Bucks socialite Claire Risoldi sent to jail, ordered to pay $10.4 million in insurance fraud scheme
The 71-year-old's sentencing comes after four years of investigation of her elaborate insurance fraud.
Claire Risoldi, the Bucks County socialite convicted of bilking insurance companies out of millions of dollars, will spend at least the better part of a year behind bars, a judge ruled Friday.
Risoldi, 71, was sentenced to 11½ to 23 months in prison and ordered to pay $10.4 million in restitution for inflated insurance claims she filed after three fires at Clairemont, her New Hope estate.

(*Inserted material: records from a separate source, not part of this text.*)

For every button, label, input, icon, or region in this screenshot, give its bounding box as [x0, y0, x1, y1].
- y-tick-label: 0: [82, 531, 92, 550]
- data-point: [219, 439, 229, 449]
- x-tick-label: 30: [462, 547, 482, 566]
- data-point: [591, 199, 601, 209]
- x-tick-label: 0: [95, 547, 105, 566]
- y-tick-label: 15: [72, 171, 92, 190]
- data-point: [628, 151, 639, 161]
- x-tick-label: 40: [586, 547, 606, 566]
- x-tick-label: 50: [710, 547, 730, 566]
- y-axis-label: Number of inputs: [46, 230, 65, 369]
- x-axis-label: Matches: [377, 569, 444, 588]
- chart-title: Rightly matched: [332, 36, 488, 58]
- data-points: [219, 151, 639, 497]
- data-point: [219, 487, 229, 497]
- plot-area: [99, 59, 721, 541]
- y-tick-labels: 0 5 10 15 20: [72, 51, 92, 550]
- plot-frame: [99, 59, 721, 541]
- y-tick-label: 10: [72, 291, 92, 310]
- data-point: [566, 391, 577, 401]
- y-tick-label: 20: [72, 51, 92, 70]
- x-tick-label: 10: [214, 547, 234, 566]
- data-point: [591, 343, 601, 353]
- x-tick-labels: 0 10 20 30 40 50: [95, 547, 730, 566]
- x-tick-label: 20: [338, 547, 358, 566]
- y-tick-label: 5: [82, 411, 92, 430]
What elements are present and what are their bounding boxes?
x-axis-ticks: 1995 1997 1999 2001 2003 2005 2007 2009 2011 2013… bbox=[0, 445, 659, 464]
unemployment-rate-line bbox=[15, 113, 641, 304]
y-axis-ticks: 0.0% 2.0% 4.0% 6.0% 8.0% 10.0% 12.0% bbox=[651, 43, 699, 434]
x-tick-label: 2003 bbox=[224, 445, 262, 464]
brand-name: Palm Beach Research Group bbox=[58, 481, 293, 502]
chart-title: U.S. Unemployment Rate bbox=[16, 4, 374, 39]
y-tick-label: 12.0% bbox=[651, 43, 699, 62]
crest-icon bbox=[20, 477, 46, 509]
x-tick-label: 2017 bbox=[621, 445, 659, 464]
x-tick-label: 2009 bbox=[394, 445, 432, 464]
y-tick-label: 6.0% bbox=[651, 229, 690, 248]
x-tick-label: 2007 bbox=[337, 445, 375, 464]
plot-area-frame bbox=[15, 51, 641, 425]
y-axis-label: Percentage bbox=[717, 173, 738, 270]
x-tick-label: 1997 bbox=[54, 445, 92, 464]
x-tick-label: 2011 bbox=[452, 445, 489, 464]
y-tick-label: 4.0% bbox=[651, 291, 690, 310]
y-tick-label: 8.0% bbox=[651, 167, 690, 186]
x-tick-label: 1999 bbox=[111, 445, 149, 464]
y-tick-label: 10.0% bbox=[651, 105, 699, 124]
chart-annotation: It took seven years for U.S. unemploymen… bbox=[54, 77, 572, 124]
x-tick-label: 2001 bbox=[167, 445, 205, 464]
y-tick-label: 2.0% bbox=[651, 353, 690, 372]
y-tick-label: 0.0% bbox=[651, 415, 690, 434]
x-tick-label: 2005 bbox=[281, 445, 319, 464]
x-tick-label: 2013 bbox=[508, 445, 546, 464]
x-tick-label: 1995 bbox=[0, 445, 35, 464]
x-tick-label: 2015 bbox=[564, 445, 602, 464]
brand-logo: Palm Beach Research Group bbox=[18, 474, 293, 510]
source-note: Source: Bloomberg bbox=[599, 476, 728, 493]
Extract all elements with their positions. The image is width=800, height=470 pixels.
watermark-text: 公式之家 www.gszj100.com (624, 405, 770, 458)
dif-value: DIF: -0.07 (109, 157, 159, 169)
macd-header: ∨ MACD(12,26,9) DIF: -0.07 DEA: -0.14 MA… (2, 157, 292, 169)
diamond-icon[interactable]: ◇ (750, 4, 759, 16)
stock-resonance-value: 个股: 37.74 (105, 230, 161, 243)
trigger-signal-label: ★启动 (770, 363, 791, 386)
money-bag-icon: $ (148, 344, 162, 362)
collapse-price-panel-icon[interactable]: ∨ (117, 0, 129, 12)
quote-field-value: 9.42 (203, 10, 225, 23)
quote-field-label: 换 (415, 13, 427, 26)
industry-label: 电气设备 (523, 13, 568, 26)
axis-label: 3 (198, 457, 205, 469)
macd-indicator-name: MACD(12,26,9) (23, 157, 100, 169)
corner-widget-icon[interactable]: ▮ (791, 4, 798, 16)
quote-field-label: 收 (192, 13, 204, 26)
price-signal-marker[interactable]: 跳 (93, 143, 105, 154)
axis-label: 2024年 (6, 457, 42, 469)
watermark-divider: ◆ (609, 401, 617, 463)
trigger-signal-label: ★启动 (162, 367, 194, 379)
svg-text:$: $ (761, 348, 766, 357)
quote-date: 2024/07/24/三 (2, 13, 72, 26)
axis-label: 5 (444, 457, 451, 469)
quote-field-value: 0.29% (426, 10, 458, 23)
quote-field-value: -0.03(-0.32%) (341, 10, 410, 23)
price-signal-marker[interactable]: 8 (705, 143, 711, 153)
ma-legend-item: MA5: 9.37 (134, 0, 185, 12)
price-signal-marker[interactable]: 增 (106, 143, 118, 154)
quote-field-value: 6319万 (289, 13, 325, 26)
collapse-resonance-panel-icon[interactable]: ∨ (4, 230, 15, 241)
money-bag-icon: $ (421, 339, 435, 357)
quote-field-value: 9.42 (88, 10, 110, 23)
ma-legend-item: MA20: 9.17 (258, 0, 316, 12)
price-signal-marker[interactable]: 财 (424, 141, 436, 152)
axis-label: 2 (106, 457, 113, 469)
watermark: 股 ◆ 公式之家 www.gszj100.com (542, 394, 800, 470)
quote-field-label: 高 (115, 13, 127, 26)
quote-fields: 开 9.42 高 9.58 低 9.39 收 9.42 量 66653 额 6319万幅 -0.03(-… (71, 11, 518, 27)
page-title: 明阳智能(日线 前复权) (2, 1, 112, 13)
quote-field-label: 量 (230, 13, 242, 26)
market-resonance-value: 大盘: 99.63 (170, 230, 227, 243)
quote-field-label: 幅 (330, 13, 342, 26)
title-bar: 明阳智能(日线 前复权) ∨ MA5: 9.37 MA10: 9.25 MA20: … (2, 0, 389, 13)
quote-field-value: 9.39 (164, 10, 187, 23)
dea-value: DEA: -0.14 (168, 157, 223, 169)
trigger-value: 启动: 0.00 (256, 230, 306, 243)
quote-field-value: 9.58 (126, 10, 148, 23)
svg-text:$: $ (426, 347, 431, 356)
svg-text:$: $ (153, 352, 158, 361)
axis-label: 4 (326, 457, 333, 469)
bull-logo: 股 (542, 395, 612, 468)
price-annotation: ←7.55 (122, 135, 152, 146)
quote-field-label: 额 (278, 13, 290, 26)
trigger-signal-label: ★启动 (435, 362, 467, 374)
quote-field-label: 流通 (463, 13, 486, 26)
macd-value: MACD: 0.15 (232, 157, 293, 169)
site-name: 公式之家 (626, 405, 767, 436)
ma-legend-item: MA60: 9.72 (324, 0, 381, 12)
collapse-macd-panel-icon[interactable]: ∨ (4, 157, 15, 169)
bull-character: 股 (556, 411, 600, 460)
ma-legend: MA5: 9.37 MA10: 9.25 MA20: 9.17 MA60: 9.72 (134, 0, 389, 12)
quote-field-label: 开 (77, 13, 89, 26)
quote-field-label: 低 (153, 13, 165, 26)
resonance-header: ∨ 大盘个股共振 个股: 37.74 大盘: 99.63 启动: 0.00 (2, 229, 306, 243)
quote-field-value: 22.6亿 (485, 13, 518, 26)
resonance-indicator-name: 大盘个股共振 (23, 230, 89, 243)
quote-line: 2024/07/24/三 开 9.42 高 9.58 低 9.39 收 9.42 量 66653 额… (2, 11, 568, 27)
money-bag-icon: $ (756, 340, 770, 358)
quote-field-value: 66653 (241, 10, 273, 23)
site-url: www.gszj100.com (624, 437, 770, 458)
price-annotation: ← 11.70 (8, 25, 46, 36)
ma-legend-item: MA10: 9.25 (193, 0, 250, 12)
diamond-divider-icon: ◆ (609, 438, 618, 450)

In February, a jury found Risoldi guilty of insurance fraud, theft by deception, receiving stolen property, and related offenses. After her jail term, she’ll face eight years of probation.
“This defendant masterminded a multimillion-dollar insurance fraud scheme to fund her own excessive lifestyle,” Attorney General Josh Shapiro, whose office prosecuted the case, said in a statement Friday. “Insurance fraud harms all Pennsylvanians — the costs trickle down to consumers and inflate rates for everyone else.… This is unacceptable."
Risoldi’s attorney, Jack McMahon, said his reaction to the decision by Chester County Senior Judge Thomas Gavin was that the sentence was “down the middle.” Gavin was brought in to try the case because of Risoldi’s connections in Bucks County and her family’s history of throwing lavish political fund-raisers.
“We were disappointed that he sent a 71-year-old lady to jail on one end," McMahon said, “but on the other end, the government was seeking a three-year sentence.”
The jurors found that Risoldi and her family conspired to dupe insurers after three fires at the estate between 2009 and 2013, seeking payment for items on which they’d already collected insurance. At the same time, prosecutors said during the trial, Risoldi and her family increased coverage on pieces of jewelry just weeks before the third fire in 2013.
Risoldi was charged in 2015 along with five others, including her husband, Thomas French. French took his own life shortly afterward, leaving a note professing his innocence.
McMahon said Friday that he plans to appeal the sentence, asserting that the required restitution was not justified under the law.
“The house legitimately burned down, and the house had contents that legitimately burned, that’s what the money was for,” he said. “The judge tried to make it a civil case where a contract would be voided, but this was a criminal court. And we believe that he tried to use civil logic for a criminal case.”
The fire-ravaged Clairemont, a 10-acre property that Risoldi and her husband bought for $900,000 in 2000, sold for $750,000 at an auction last month.